I was under the impression that the university would be offering at least half of the core subjects in English, but now only one subject (Literature) is actually not in German. Add to that the fact that any other communication here (be it with friends, roommates or some governmental organisation that wants my money) happens in German as well and you'll understand that I get slightly overwhelmed at times. Salvation then comes in tiny little increments made possible by modern technology - whatsapping with friends or Skyping with my mom. I don't want to make the mistake of living in another country and permanently wanting to Skype with those back home, because then having left would be rather pointless. But it is immeasurably reassuring to be drinking tea in my room and listening to my mom talk about unimportant everyday occurrences. Hearing about what goes on in the lives of others helps with forgetting that I haven't found my sea legs here, yet.

The third wave of existential crisis is much less in my mind. Instead, it is solidly tied to my bank balance. I was not excessively naive when I applied for Bafög (a type of governmental student loan system where you have minimal interest and only have to partially pay back the money you received), but apparently here every time you fart there is a stack of paperwork to fill out so everything takes forever. Not knowing if I'll receive any money or if I do how high the amount will be is also quite frustrating.

Time to see if I'll sink or swim in these strange waters.


Thursday, 31 October 2013

Jammin

Two weeks ago my friend finished her Master's degree and celebrated her birthday, so because she has always been the one to visit me it was my turn to get on a bus and meet the faces to the names she is always talking about. It was a bit nerve-wracking getting there, because a) I am overanxious when travelling and plan for 5000 things to go wrong and b) I don't sleep well before heading somewhere because I think I'll oversleep and tragically miss everything. Hah. I had arranged two lifts to get there, but the one cancelled and back-up plan 47 (taking the bus) kicked in.

In SA the bus was late, took forever and somehow reeked of mankind at its worst : the smells of the old, the very young and the sleep-deprived fuse into a potent smell that makes you want to get off the bus as soon as possible. Here, the bus was super on time and had Wi-Fi but still smelled like to many people were cooped up in the same small space. 

On my way there it had been raining raining raining (as I have learned it does, all the freaking time) when for a short while the sun burst through these magnificent clouds and everything was bathed in light that reminded me of a Free State afternoon.
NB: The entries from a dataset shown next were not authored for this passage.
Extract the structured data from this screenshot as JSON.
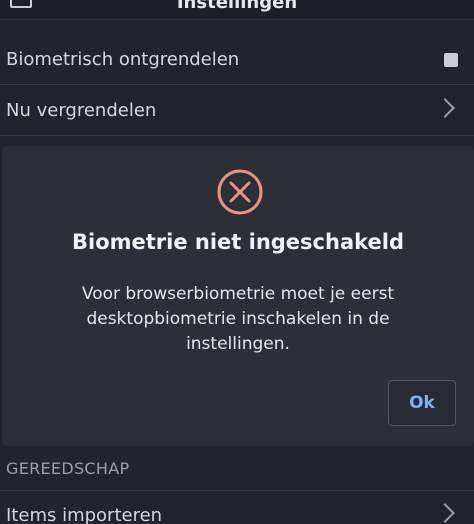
{
  "header": {
    "title": "Instellingen",
    "menu_icon": "menu-icon"
  },
  "settings": {
    "biometric_unlock_label": "Biometrisch ontgrendelen",
    "lock_now_label": "Nu vergrendelen",
    "tools_section": "GEREEDSCHAP",
    "import_items_label": "Items importeren"
  },
  "dialog": {
    "icon": "error-circle-x-icon",
    "title": "Biometrie niet ingeschakeld",
    "message": "Voor browserbiometrie moet je eerst desktopbiometrie inschakelen in de instellingen.",
    "ok_label": "Ok"
  },
  "colors": {
    "background": "#1f242d",
    "dialog_bg": "#2a2f38",
    "error": "#f08d85",
    "accent": "#7fb0ff"
  }
}
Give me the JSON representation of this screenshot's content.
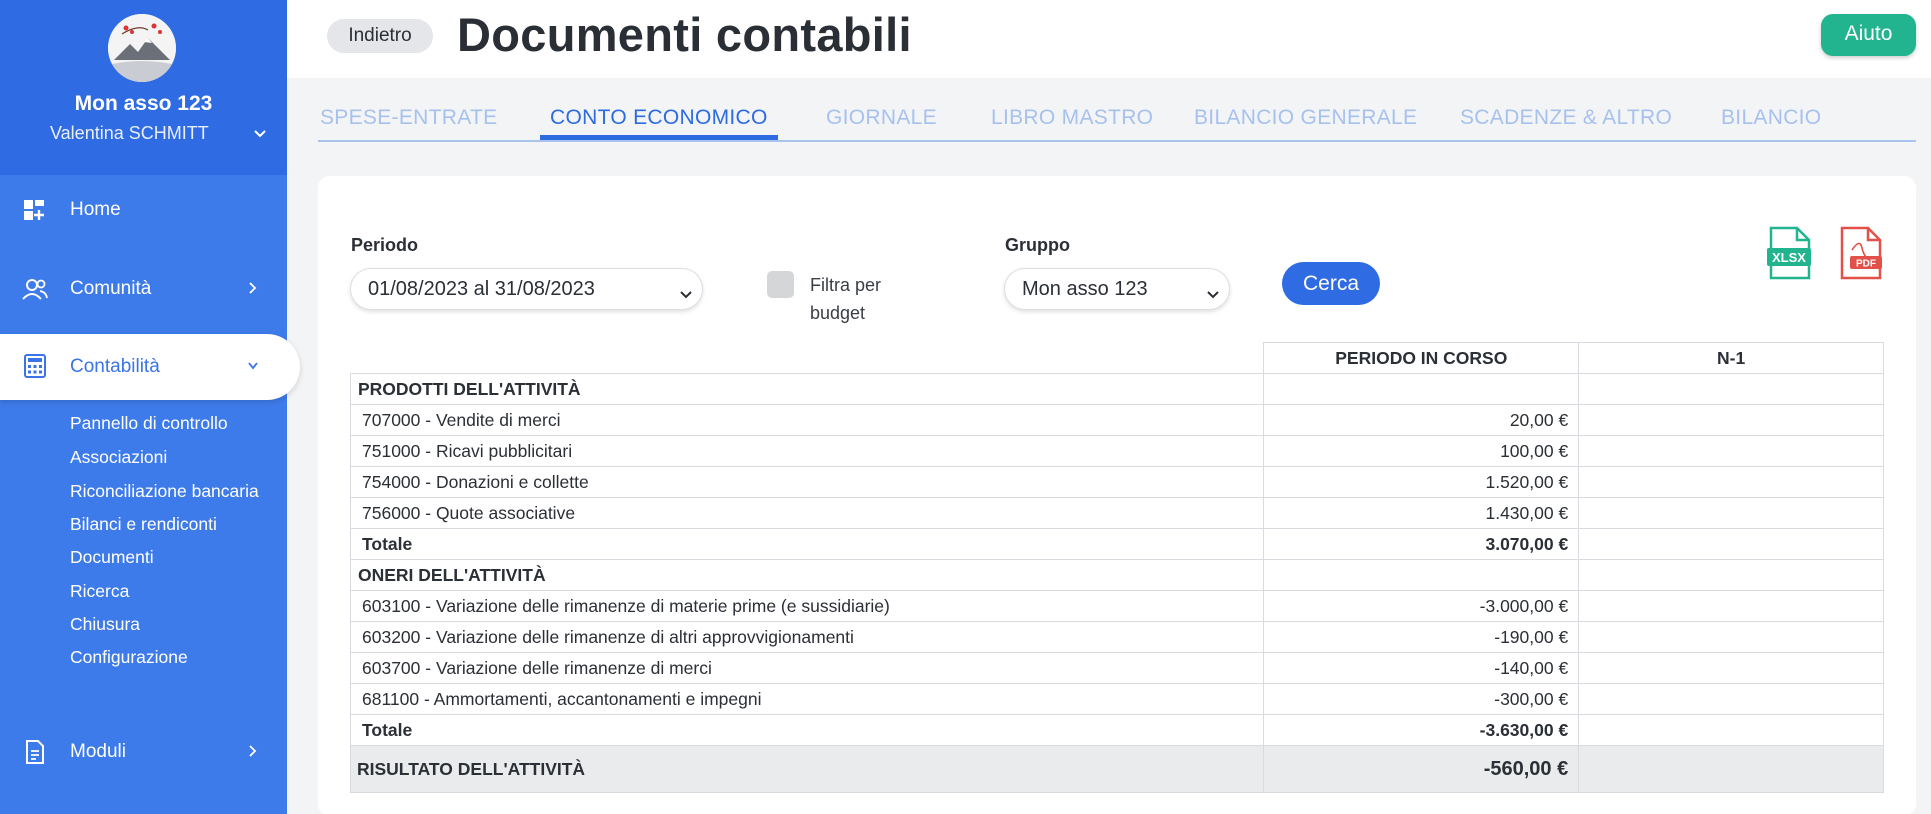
{
  "sidebar": {
    "org_name": "Mon asso 123",
    "user_name": "Valentina SCHMITT",
    "nav": {
      "home": "Home",
      "comunita": "Comunità",
      "contabilita": "Contabilità",
      "moduli": "Moduli"
    },
    "sub_items": [
      "Pannello di controllo",
      "Associazioni",
      "Riconciliazione bancaria",
      "Bilanci e rendiconti",
      "Documenti",
      "Ricerca",
      "Chiusura",
      "Configurazione"
    ]
  },
  "header": {
    "back_label": "Indietro",
    "title": "Documenti contabili",
    "help_label": "Aiuto"
  },
  "tabs": [
    "SPESE-ENTRATE",
    "CONTO ECONOMICO",
    "GIORNALE",
    "LIBRO MASTRO",
    "BILANCIO GENERALE",
    "SCADENZE & ALTRO",
    "BILANCIO"
  ],
  "active_tab": "CONTO ECONOMICO",
  "filters": {
    "period_label": "Periodo",
    "period_value": "01/08/2023 al 31/08/2023",
    "budget_filter_label": "Filtra per budget",
    "budget_filter_checked": false,
    "group_label": "Gruppo",
    "group_value": "Mon asso 123",
    "search_label": "Cerca",
    "xlsx_label": "XLSX",
    "pdf_label": "PDF"
  },
  "table": {
    "headers": [
      "PERIODO IN CORSO",
      "N-1"
    ],
    "income": {
      "title": "PRODOTTI DELL'ATTIVITÀ",
      "rows": [
        {
          "label": "707000 - Vendite di merci",
          "current": "20,00 €",
          "prev": ""
        },
        {
          "label": "751000 - Ricavi pubblicitari",
          "current": "100,00 €",
          "prev": ""
        },
        {
          "label": "754000 - Donazioni e collette",
          "current": "1.520,00 €",
          "prev": ""
        },
        {
          "label": "756000 - Quote associative",
          "current": "1.430,00 €",
          "prev": ""
        }
      ],
      "total_label": "Totale",
      "total_value": "3.070,00 €"
    },
    "expenses": {
      "title": "ONERI DELL'ATTIVITÀ",
      "rows": [
        {
          "label": "603100 - Variazione delle rimanenze di materie prime (e sussidiarie)",
          "current": "-3.000,00 €",
          "prev": ""
        },
        {
          "label": "603200 - Variazione delle rimanenze di altri approvvigionamenti",
          "current": "-190,00 €",
          "prev": ""
        },
        {
          "label": "603700 - Variazione delle rimanenze di merci",
          "current": "-140,00 €",
          "prev": ""
        },
        {
          "label": "681100 - Ammortamenti, accantonamenti e impegni",
          "current": "-300,00 €",
          "prev": ""
        }
      ],
      "total_label": "Totale",
      "total_value": "-3.630,00 €"
    },
    "result_label": "RISULTATO DELL'ATTIVITÀ",
    "result_value": "-560,00 €"
  },
  "colors": {
    "sidebar": "#3e7bea",
    "sidebar_header": "#2f6be2",
    "accent": "#2d6ce0",
    "help_button": "#21b48f",
    "xlsx_icon": "#21b48f",
    "pdf_icon": "#e2504a"
  },
  "icons": [
    "dashboard-icon",
    "users-icon",
    "calculator-icon",
    "document-icon",
    "chevron-down-icon",
    "chevron-right-icon",
    "xlsx-file-icon",
    "pdf-file-icon"
  ]
}
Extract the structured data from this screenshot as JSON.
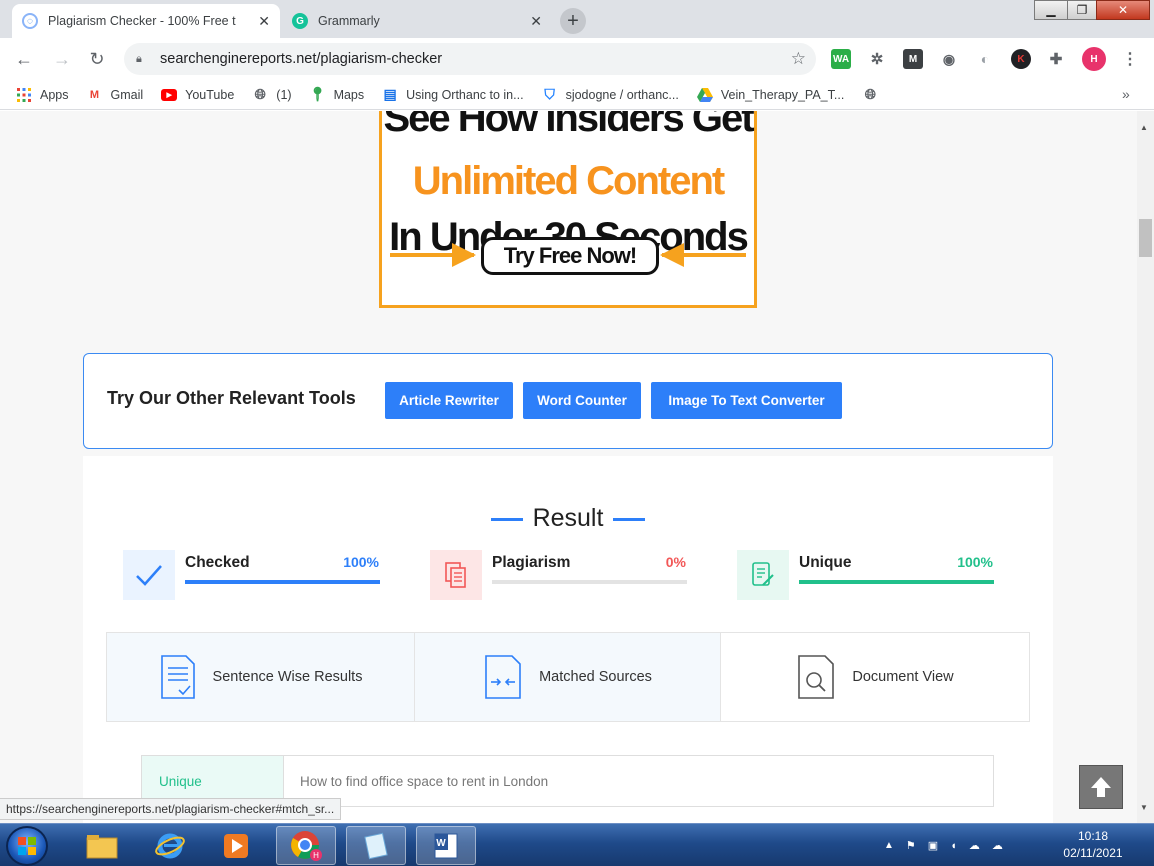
{
  "browser": {
    "tabs": [
      {
        "title": "Plagiarism Checker - 100% Free t",
        "close": "✕",
        "active": true
      },
      {
        "title": "Grammarly",
        "close": "✕",
        "active": false
      }
    ],
    "new_tab": "+",
    "window_controls": {
      "minimize": "▁",
      "restore": "❐",
      "close": "✕"
    },
    "url": "searchenginereports.net/plagiarism-checker",
    "extensions": [
      "WA",
      "K",
      "H"
    ]
  },
  "bookmarks": [
    {
      "label": "Apps",
      "icon": "apps-grid-icon"
    },
    {
      "label": "Gmail",
      "icon": "gmail-icon"
    },
    {
      "label": "YouTube",
      "icon": "youtube-icon"
    },
    {
      "label": "(1)",
      "icon": "globe-icon"
    },
    {
      "label": "Maps",
      "icon": "maps-pin-icon"
    },
    {
      "label": "Using Orthanc to in...",
      "icon": "bookmark-page-icon"
    },
    {
      "label": "sjodogne / orthanc...",
      "icon": "bitbucket-icon"
    },
    {
      "label": "Vein_Therapy_PA_T...",
      "icon": "drive-icon"
    }
  ],
  "bookmarks_more": "»",
  "ad": {
    "line1": "See How Insiders Get",
    "line2": "Unlimited Content",
    "line3": "In Under 30 Seconds",
    "cta": "Try Free Now!"
  },
  "tools": {
    "title": "Try Our Other Relevant Tools",
    "buttons": [
      "Article Rewriter",
      "Word Counter",
      "Image To Text Converter"
    ]
  },
  "result": {
    "title": "Result",
    "stats": [
      {
        "label": "Checked",
        "value": "100%",
        "fill": 1.0,
        "color": "#2d7ff9"
      },
      {
        "label": "Plagiarism",
        "value": "0%",
        "fill": 0.0,
        "color": "#f25757"
      },
      {
        "label": "Unique",
        "value": "100%",
        "fill": 1.0,
        "color": "#21c08b"
      }
    ],
    "tabs": [
      "Sentence Wise Results",
      "Matched Sources",
      "Document View"
    ],
    "rows": [
      {
        "status": "Unique",
        "text": "How to find office space to rent in London"
      }
    ]
  },
  "status_bar_url": "https://searchenginereports.net/plagiarism-checker#mtch_sr...",
  "taskbar": {
    "time": "10:18",
    "date": "02/11/2021"
  }
}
Tremendous. 

Göttingen itself is very precious, with every building seeming wreaked with history. My friend tried to explain some of the history to me, but besides standing at the point where you could see all four churches I don't remember too much of it. The excursions into the woods and to a castle nearby were very cool because they felt authentic. In the city there are always shops and people and things you could spend money on, but in the woods the most fun is trying to be photobombed by a white deer. Totally more fun than throwing money at things.


A church for every foot.



 

Needs must. Simple as that.
View from a nearby castle
At the birthday party I was shocked at how much beer Germans consume. Even now, it still astounds me how much they can drink. Beer to me feels like drinking a loaf of bread and my friendship with bread in any case is like one of those Facebook friend requests you send after having met someone once and then you realise you don't really like each other and it was all a friendship made for the FB servers in California and not the annals of history. Luckily on occasion there is still cider to be loyal to and there are always still real friends to visit.